Sometimes the cure is really worse than the disease. The recently revealed Boothole security issue with GRUB2 and Secure Boot can theoretically be used to attack Linux systems. In practice, the only vulnerable Linux systems are those that an attacker has already successfully breached. However, there was the potential for damage, so almost every Linux distributor in the company has released patches.

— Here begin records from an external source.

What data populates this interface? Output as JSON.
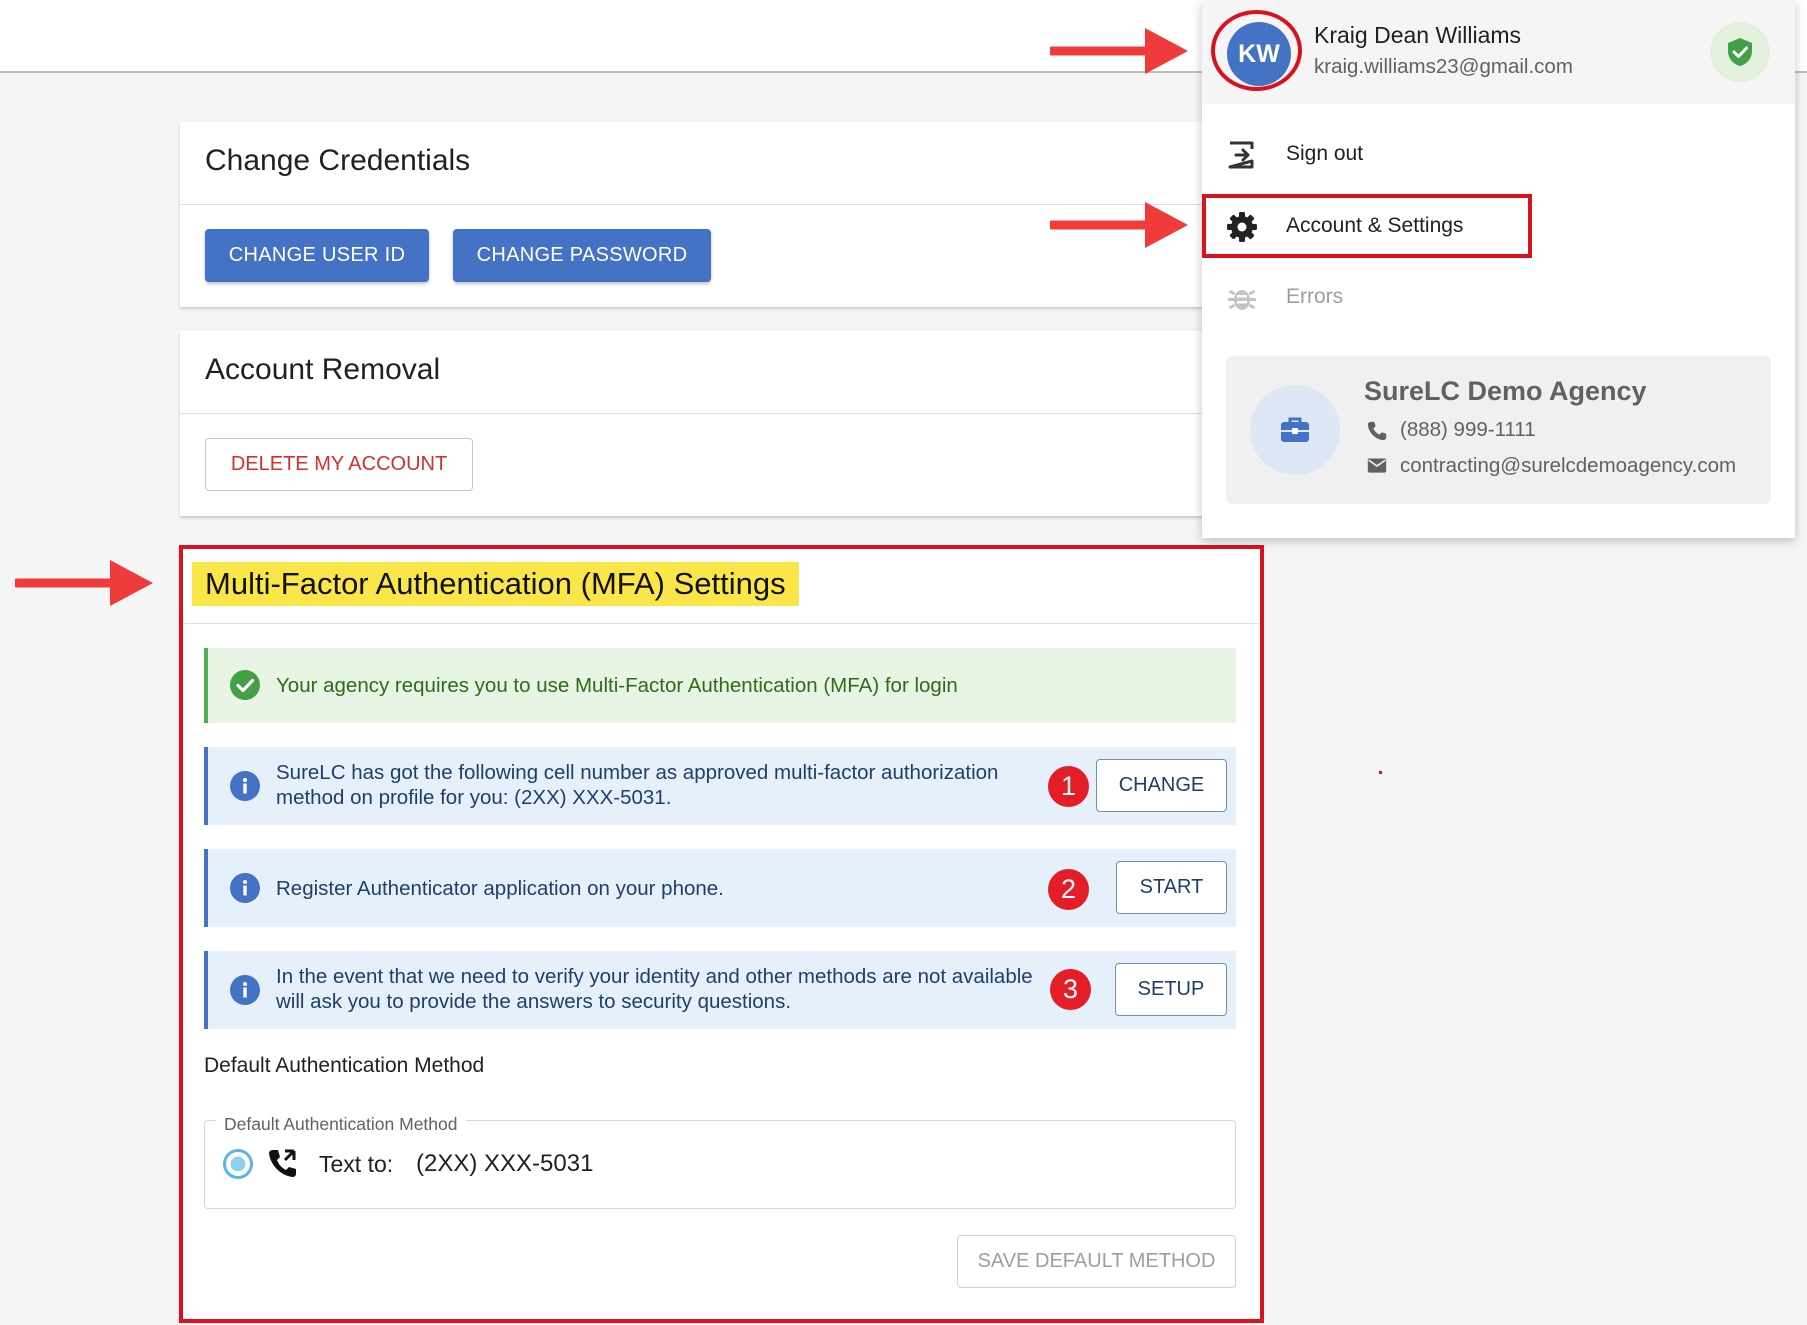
{
  "credentials": {
    "title": "Change Credentials",
    "change_user_id": "CHANGE USER ID",
    "change_password": "CHANGE PASSWORD"
  },
  "removal": {
    "title": "Account Removal",
    "delete_account": "DELETE MY ACCOUNT"
  },
  "mfa": {
    "title": "Multi-Factor Authentication (MFA) Settings",
    "requirement_notice": "Your agency requires you to use Multi-Factor Authentication (MFA) for login",
    "items": [
      {
        "step": "1",
        "text_line1": "SureLC has got the following cell number as approved multi-factor authorization",
        "text_line2": "method on profile for you: (2XX) XXX-5031.",
        "button": "CHANGE"
      },
      {
        "step": "2",
        "text_line1": "Register Authenticator application on your phone.",
        "button": "START"
      },
      {
        "step": "3",
        "text_line1": "In the event that we need to verify your identity and other methods are not available",
        "text_line2": "will ask you to provide the answers to security questions.",
        "button": "SETUP"
      }
    ],
    "default_heading": "Default Authentication Method",
    "fieldset_legend": "Default Authentication Method",
    "option_label": "Text to:",
    "option_value": "(2XX) XXX-5031",
    "save_button": "SAVE DEFAULT METHOD"
  },
  "user_menu": {
    "avatar_initials": "KW",
    "name": "Kraig Dean Williams",
    "email": "kraig.williams23@gmail.com",
    "items": [
      {
        "label": "Sign out",
        "icon": "sign-out-icon"
      },
      {
        "label": "Account & Settings",
        "icon": "gear-icon"
      },
      {
        "label": "Errors",
        "icon": "bug-icon"
      }
    ],
    "agency": {
      "name": "SureLC Demo Agency",
      "phone": "(888) 999-1111",
      "email": "contracting@surelcdemoagency.com"
    }
  },
  "colors": {
    "primary": "#4472c4",
    "annotation_red": "#d9121f",
    "highlight_yellow": "#fbe64a",
    "success_green": "#4caf50"
  }
}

Unfortunately, at least one (Red Hat) solution did not work properly.
Many users complain that after patching Red Hat Enterprise Linux (RHEL) 8.2, it has made their systems unable to boot. It also appears that the problem affects RHEL 7.x and 8.x computers. It seems, however, to be limited to servers running on bare iron. RHEL virtual machines (VMs), which do not deal with Secure Boot firmware, work well.
RHEL is not the only Linux with this problem: CentOS 7.x and 8.x users also have problems. There have been sporadic reports of Boothole boot problems with other Linux distros.
A repair is underway. Peter Allor, director of the Red Hat product security incident response team, told me:
“Red Hat has been notified of a potential problem with fixing CVE-2020-10713, also known as Bootjole, so some Red Hat Enterprise Linux 7 and Red Hat Enterprise Linux 8 systems cannot reboot with success after remediation is applied, We are currently investigating this issue and will provide more information when it becomes available. “
Other Red Hat employees say the repair will be done soon. So if you haven’t hit yet, keep it out. If you have problems and have problems, help is underway.